Fullständig revaskularisering hos patienter med hjärtinfarkt och flerkärlssjukdom - en registerbaserad randomiserad klinisk prövning (FULL REVASC)

Bakgrund:

The best strategy for ST-elevation myocardial infarction (STEMI) patients with multi-vessel disease, who undergo primary percutaneous coronary intervention (PCI) of the infarct-related artery (IRA) with remaining multivessel disease, is still not well established. Current guidelines state that you should consider to perform non-culprit PCI in patients with STEMI.

Fractional flow reserve (FFR), a method used to determine ischemia-inducing lesions, has been shown to be superior to angiography-guided PCI in patients with stable angina. However, it is not clear whether FFR should be performed in non-culprit lesions in patients with STEMI and multivessel disease.

Målsättning:

To test the main hypothesis that a strategy of systematic complete revascularization with FFR-guided PCI following acute STEMI/rescue-PCI/risk assessment following successful thrombolysis/very high risk NSTEMI leads to improved clinical outcomes at two years compared to initial conservative management.

Arbetsplan:

The trial is a prospective international multicentre registry-based randomized controlled trial (RRCT) with combined primary endpoint of all-cause mortality, non-fatal MI and unplanned revascularization at one year. 1545 patients with acute STEMI with multi-vessel disease will be randomized into 2 arms:

1. FFR-guided PCI of non-culprit lesions during index hospital admission or 2. Initial conservative management following acute PCI of the culprit lesion

Randomization and data collection is performed directly in the registry for coronary angiography in Sweden. Patients in other countries will be randomized through a separate web page. Adjudication of clinical events and collection of data from other registries including death cause registries will be performed.

Betydelse:

Cardiovascular disease is common and potentially lethal. Current guidelines state that you should consider to perform non-culprit PCI in patients with STEMI. However, we do not know if this strategy affects hard endpoints and whether FFR should be used.

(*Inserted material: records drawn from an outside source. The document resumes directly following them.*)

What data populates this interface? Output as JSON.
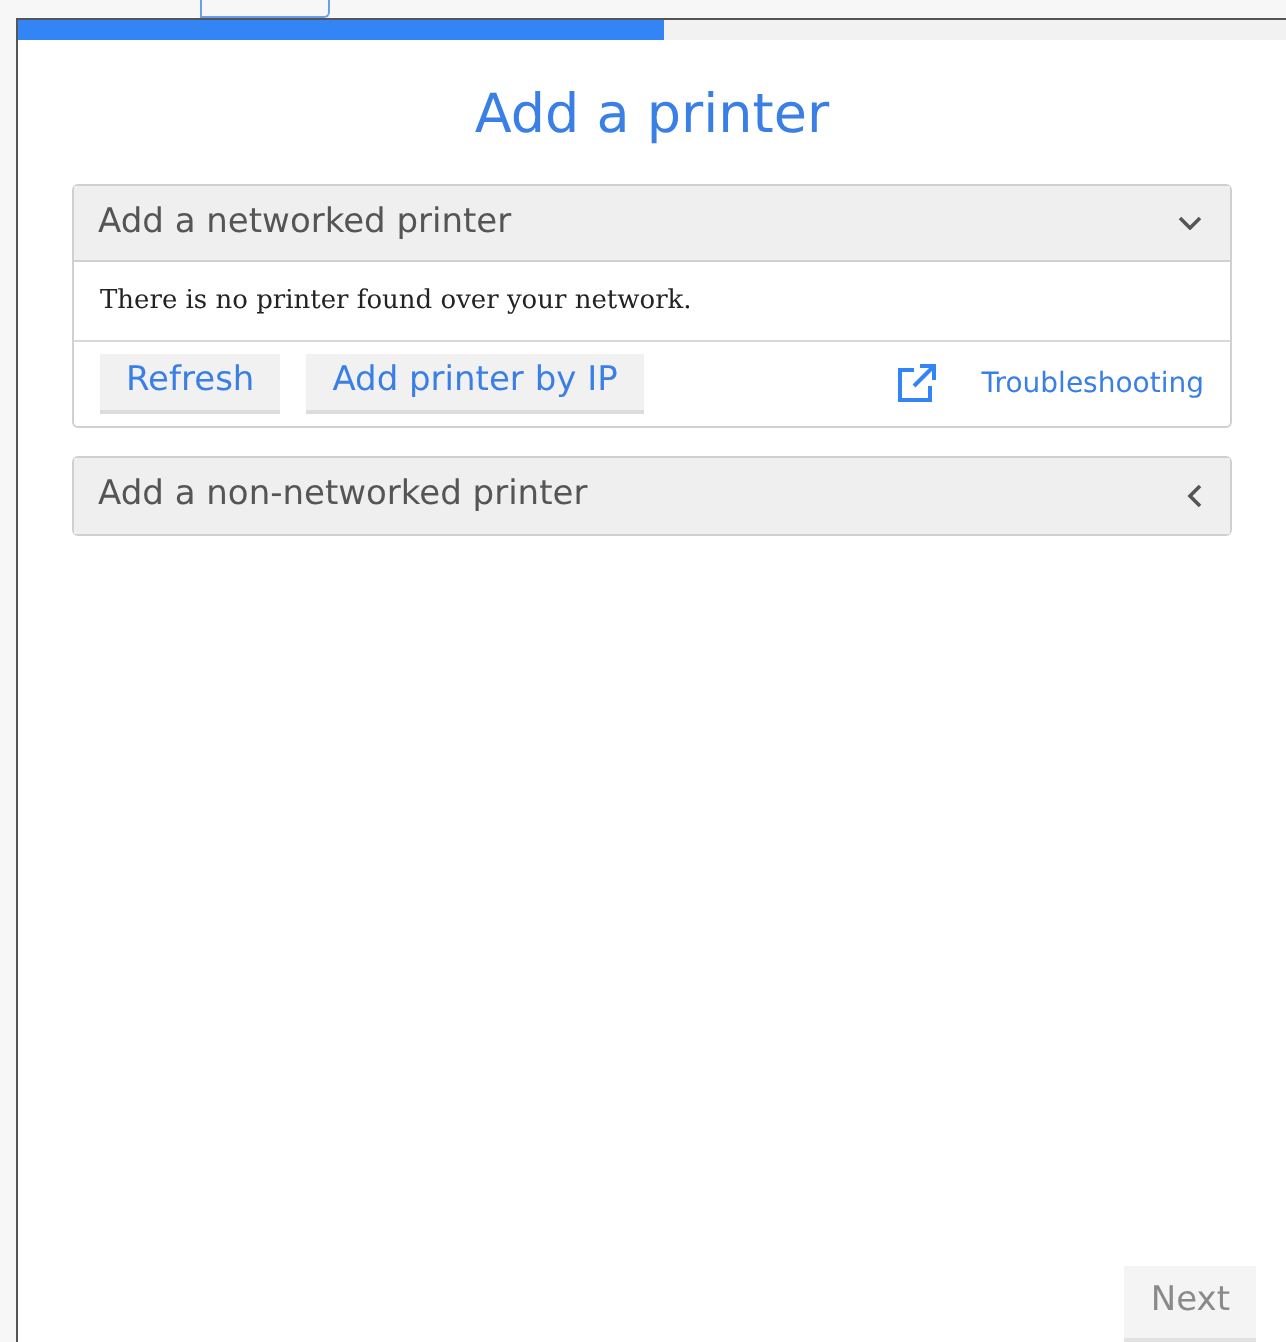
{
  "progress": {
    "level": 0.51
  },
  "title": "Add a printer",
  "sections": [
    {
      "title": "Add a networked printer",
      "expanded": true,
      "message": "There is no printer found over your network.",
      "buttons": [
        "Refresh",
        "Add printer by IP"
      ],
      "link": "Troubleshooting"
    },
    {
      "title": "Add a non-networked printer",
      "expanded": false
    }
  ],
  "next_button": {
    "label": "Next",
    "disabled": true
  }
}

All 1545 patients have now been included in this multicentre international RRCT. Following this study we will know whether FFR-guided PCI of non-culprit lesions in STEMI affects hard clinical endpoints like death, MI and unplanned revascularizations compared to conservative management of non-culprit lesions. The expected results of the study will potentially have great impact on how we should treat patients with STEMI and multivessel disease.